When you announce your pregnancy, you’re told of the love you’ll have for your baby and how lovely it’ll be on maternity leave to bond with the baby.
I agree that the love is instant, the love is unconditional and it’s overwhelming.
Although bonding with the baby is a different kettle of fish.
I have since discovered I find it really hard to bond with babies.
*waits to be struck down*
With both of my two children, although I love them, more than can be described, I didn’t bond with them straight away. I found it incredibly hard to bond with a small human who’s only interaction is crying, sometimes incessantly for hours on end. I couldn’t figure out their needs, sometimes they needed nothing, then why are you crying?
If my partner decided he would wake me up hourly, every night, for a quick snack, he certainly would not be my partner now. But this is the norm for a small baby. I accepted this norm, but the tiredness as a result of it meant, yet again, I’m finding it hard to bond with you.
I have no idea how to play with babies, google gave me some ideas but with my first child I felt, well, stupid. Singing, reading, chatting or showing toys to a baby who seemingly wasn’t interested. It felt silly. I felt silly. Since having our second, it no longer felt silly, quite normal in fact, as our toddler will join in the charade.

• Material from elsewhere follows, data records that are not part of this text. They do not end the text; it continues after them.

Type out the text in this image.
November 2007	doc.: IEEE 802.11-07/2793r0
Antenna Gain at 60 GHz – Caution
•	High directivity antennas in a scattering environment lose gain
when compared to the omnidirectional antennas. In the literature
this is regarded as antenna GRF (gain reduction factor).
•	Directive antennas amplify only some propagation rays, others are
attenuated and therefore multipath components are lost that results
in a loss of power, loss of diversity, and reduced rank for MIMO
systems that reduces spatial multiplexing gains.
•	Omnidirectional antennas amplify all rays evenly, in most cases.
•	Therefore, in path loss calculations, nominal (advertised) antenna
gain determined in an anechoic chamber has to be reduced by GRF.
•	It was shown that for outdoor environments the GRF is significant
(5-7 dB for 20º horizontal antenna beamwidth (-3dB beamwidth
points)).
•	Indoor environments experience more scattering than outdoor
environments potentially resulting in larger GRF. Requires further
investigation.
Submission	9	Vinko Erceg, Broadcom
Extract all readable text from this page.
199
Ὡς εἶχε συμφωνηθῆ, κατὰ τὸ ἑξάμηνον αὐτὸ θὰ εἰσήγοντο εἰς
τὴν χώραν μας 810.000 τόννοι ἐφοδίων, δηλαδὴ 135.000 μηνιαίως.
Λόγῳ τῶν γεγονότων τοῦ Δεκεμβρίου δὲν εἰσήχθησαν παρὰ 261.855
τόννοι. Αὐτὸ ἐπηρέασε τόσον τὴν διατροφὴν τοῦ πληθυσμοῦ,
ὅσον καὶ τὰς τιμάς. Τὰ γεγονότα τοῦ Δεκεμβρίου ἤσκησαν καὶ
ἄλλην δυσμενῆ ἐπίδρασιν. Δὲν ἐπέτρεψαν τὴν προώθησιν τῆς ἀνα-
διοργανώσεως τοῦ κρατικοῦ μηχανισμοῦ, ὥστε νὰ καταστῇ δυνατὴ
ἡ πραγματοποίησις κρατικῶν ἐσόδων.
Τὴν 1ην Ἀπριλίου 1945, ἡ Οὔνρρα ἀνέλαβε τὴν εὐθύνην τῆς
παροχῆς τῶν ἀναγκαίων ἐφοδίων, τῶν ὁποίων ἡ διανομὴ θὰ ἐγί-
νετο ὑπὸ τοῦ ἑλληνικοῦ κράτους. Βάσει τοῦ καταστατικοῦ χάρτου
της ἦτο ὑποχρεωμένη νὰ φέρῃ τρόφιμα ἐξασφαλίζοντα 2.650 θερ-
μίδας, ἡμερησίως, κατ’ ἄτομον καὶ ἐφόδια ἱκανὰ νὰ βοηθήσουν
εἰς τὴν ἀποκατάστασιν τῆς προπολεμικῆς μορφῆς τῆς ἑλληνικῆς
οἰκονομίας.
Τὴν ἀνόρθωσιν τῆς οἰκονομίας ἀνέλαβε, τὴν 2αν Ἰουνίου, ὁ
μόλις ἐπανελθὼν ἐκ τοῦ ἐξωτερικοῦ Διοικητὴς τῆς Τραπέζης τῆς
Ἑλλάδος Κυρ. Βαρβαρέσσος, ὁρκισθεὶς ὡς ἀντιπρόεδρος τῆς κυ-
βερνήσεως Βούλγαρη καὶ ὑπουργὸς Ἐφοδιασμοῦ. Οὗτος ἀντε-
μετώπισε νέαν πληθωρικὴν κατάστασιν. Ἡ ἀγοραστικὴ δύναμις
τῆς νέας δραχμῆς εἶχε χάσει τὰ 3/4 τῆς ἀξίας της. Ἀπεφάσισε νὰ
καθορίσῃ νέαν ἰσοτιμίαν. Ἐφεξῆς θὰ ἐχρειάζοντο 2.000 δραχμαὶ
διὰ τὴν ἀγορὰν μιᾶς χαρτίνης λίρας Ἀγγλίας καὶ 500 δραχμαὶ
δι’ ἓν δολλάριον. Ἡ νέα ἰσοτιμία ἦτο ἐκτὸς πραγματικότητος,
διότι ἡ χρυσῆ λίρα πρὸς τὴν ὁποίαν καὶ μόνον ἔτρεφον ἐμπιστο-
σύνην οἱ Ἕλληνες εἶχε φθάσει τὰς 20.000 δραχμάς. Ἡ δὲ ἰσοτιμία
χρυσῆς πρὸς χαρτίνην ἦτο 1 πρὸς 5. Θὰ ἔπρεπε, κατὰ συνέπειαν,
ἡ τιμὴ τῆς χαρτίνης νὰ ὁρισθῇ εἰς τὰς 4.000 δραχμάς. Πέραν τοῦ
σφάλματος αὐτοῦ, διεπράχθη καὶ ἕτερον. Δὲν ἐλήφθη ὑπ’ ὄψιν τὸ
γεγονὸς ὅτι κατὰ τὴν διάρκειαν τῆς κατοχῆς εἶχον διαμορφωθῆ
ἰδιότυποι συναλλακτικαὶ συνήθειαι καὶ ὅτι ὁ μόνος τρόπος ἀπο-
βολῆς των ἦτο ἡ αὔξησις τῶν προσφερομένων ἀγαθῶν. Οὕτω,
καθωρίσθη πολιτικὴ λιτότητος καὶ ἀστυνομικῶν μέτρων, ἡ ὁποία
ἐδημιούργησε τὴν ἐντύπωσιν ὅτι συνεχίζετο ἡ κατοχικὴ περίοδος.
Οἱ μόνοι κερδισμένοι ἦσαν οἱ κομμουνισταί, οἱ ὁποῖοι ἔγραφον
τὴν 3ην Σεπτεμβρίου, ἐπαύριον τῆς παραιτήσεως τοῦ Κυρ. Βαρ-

During the baby months I never felt connected to them, was I really a mum, their mum? I wasn’t sure how a bond with a child should feel. Until our son started communicating, walking, getting ‘easier’.
I then learnt that the bond isn’t instant. You have to get to know each other, like you would a friend and this is hard to do with a baby. The bond grows gradually over the months you spend together.
I had always felt like I wasn’t ‘doing it properly’ because I just couldn’t connect well with babies, as cute as they are. The older they get, the more responsive they get and the more they sleep [high five to sleep] the more I see them as real individuals, someone whose company I enjoy just as much as they push my button, the big red ‘do not push’ button.
It’s a lot of pressure to ‘bond’ with your baby. It may not always be instant, for me it wasn’t. But our bond now is there and it was well worth the wait.